I don’t dispute many aspects of your evaluation of both players. Yet, my film analysis hasn’t changed my perspective. Courtney Upshaw is going to be a good NFL player. I saw a guy in college surrounded by immense amounts of talent who produced at a high level but a player who is better suited to spend the bulk of his reps at defensive end, not outside linebacker. I have no doubt he would improve his craft under Rex Ryan and Mike Pettine’s coaching but at his ceiling, I see a very good starting outside linebacker. A player who would be an improved version of Calvin Pace, setting the edge for the run and bringing in 6-8 sacks per year. Upshaw isn’t going to be a bust and he can start immediately, both enticing aspects of him as a prospect.

You can view Upshaw playing for Alabama, the best team in college football as both a positive and a negative. In the positive, he performed well on the biggest stage possible at his level and played against elite competition. In the negative, he was supported by a stacked lineup, including fellow soon to be first round picks Dont’a Hightower, Dre Kirkpatrick and Mark Barron.

Mark Ingram didn’t have any other first round picks on his defense, despite the scary potential of freshman Jadeveon Clowney and still produced at a comparable, if not higher rate than Upshaw.

Is Ingram as consistent as Upshaw?
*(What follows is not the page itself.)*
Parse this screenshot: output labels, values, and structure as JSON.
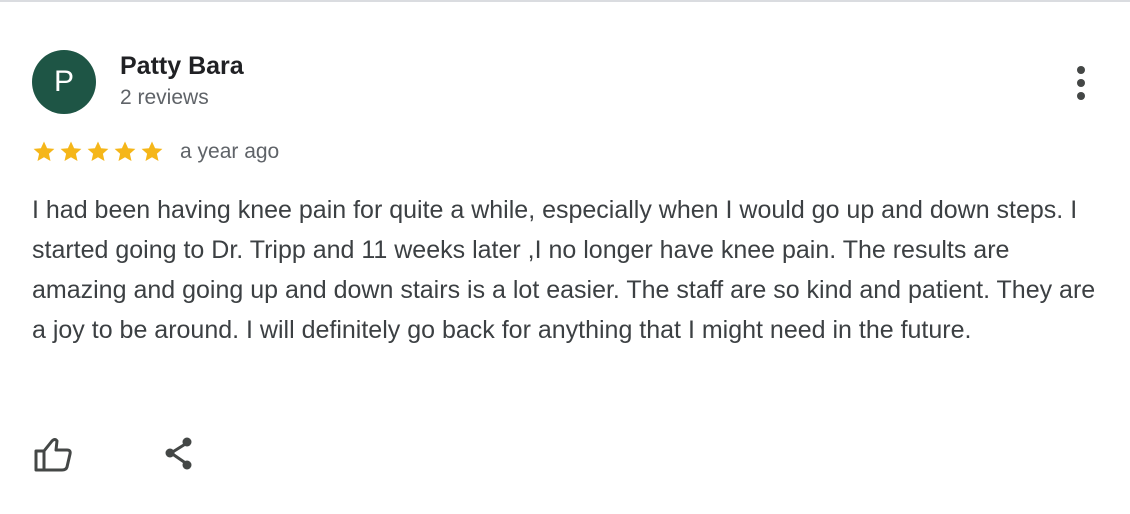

Probably not. Yet, there are two things that jump off the page and put him ahead of him, big plays and versatility. Last season, Ingram had 10 sacks to go with 2 interceptions, 2 fumble recoveries and 3 touchdowns. He has a nose for the football and an ability to make something happen with it when it gets into his hands.

Ingram is going to give the Jets more than an outside linebacker. He can line up at inside linebacker, defensive end, and even defensive tackle. His ability to move around the formation will allow the Jets to get the most out of his pass rushing skills and explosiveness. I disagree about his lack of motor with Chris but do agree he needs work on being a more consistent tackler against the run. The Jets will still have Calvin Pace and Bryan Thomas to slow down the run and help groom Ingram, while he is moved all over the formation by Rex to get after the quarterback.

Rex Ryan is going to see a more athletic version of Adalius Thomas who can become the double digit sack artist his defense desperately needs. Beyond that, he is going to remember what Jason Pierre-Paul did for the Giants last year and the benefit of having a player who can line-up “outside either tackle, move to tackle on third down, and rush the passer standing up inside or off the edge.

The Jets have run stopping linebackers. When they need new ones, they will be easier to find in the draft or free agency than an elite pass rusher. Now is the time for the Jets to finally get a player who can get after the quarterback so they don’t have to overextend themselves with blitzing.